We achieved SOC2 Type II, aka SOC2, compliance recently…yay! For those of you considering it, or currently going through it, here are five things we learned along the way.
Do a “readiness assessment”. Most if not all SOC2 auditors offer you the ability to do an early audit, to tell you directionally how close or how far away from the requirements you currently are. It’s usually an optional service. In our experience, it was worth it. It’s better to know where you stand early so you can plan & prepare.
SOC2 can be used as a force for good. In that it requires practices you should (mostly) be doing anyway. In a nutshell, SOC2 involves documenting how decisions are made and changes are implemented, ensuring changes are auditable if something goes wrong, and putting some thought into your top risks. In the right proportion, every company worth anything needs these.

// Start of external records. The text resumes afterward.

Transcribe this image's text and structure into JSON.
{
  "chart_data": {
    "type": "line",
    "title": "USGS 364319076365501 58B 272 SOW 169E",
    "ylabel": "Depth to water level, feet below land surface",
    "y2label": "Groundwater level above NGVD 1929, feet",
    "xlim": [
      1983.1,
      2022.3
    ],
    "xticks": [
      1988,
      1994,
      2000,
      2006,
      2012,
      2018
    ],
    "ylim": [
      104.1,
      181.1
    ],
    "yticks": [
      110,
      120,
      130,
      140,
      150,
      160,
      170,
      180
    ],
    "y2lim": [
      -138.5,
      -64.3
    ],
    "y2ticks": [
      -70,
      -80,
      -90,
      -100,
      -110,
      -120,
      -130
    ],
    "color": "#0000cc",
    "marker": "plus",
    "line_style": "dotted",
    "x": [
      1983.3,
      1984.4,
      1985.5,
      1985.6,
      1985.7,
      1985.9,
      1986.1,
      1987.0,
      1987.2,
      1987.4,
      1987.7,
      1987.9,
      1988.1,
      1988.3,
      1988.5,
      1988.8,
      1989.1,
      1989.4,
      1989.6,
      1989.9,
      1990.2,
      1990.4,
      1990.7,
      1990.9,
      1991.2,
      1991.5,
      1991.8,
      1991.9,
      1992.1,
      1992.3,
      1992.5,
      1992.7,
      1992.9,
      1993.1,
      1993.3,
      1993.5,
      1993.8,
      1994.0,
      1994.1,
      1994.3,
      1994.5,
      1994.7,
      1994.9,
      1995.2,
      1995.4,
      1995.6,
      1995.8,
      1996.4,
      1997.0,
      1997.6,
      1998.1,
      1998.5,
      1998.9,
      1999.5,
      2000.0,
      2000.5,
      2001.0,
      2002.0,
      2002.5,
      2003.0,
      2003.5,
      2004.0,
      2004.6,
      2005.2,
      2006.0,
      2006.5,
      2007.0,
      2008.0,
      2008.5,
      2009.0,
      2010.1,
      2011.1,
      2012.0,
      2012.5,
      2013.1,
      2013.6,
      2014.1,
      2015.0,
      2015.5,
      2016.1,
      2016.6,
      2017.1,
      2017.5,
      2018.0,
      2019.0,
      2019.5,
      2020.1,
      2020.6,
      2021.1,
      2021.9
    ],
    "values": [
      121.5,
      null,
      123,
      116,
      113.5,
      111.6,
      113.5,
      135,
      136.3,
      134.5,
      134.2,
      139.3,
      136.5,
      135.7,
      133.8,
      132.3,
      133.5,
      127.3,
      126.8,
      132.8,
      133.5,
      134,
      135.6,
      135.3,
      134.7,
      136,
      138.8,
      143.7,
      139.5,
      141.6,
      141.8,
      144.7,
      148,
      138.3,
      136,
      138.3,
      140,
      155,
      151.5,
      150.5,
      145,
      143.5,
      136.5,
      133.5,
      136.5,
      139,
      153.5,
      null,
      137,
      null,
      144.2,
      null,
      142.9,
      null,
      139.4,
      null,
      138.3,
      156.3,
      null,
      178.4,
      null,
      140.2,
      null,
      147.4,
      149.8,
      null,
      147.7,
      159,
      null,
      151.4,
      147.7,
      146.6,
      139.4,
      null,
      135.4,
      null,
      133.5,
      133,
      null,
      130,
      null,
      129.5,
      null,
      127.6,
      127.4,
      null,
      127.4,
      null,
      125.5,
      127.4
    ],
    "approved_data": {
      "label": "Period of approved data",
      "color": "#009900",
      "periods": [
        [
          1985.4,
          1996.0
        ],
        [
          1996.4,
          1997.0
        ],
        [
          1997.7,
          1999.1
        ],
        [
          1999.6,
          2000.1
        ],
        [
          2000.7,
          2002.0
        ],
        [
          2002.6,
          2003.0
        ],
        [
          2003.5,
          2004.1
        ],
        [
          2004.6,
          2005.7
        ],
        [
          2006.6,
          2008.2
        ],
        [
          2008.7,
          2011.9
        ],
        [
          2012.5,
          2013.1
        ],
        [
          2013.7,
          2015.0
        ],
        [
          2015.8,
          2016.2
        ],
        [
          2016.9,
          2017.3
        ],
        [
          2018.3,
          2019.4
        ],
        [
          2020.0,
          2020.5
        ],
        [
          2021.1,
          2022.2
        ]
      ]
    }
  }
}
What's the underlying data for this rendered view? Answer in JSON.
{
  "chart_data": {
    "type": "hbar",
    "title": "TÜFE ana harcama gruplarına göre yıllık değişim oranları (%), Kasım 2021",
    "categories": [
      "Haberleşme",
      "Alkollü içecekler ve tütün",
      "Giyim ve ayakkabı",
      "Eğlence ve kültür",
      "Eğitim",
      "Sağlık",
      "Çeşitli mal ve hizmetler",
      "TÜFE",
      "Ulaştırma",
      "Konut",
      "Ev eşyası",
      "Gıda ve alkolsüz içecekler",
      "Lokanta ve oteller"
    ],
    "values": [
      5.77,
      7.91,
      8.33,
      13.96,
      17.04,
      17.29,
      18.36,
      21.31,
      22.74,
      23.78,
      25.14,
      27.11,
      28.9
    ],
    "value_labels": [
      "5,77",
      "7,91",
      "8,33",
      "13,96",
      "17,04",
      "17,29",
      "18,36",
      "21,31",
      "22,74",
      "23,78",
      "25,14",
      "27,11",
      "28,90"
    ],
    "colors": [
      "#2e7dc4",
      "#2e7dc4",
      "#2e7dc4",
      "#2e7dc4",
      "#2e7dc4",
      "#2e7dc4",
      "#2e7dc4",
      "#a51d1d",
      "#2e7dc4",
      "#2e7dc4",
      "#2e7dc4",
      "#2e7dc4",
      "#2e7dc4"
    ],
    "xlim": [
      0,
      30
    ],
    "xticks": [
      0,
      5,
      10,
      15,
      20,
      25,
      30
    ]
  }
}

Conversely, you should focus on the intent vs following every requirement to the letter. It's easy to go overboard, focusing on the SOC2 requirements as a checklist. For example, one requirement is to ensure your vendors and partners critical to delivering your service have as good or better security controls than you. Makes sense right? However it is also easy to interpret this as “you need an exhaustive list of every vendor you’ve ever paid money to, along with 3 years of documented contact, security reviews, and or certifications for each and every one of them.” Huge difference in scope, with zero difference in value.
Focus on your actual security risks. Related to the previous point, you can easily spend a disproportionate amount of time “peanut butter spreading” your effort in all areas. If most of your risks are from rogue or accidental insiders, like it is with most companies, then spend your time training your team on the dangers of phishing and putting in place controls and auditing for superuser-type access. If your service depends on 2 or 3 key vendors or partners, dig in particularly deep with them. You can assess risk with a simple threat model, developing a comprehensive list of risks then prioritizing the ones to act on based on probability and severity.
It's worth it! The badge of legitimacy is worth way more than any whitepapers or other actual proof you provide. We’re fairly sophisticated security-wise and have a lot of evidence to show, and yet are amazed how disproportionately customers and our team get excited by our SOC2 in hand. It’ll get you into and keep you from getting kicked out of deals.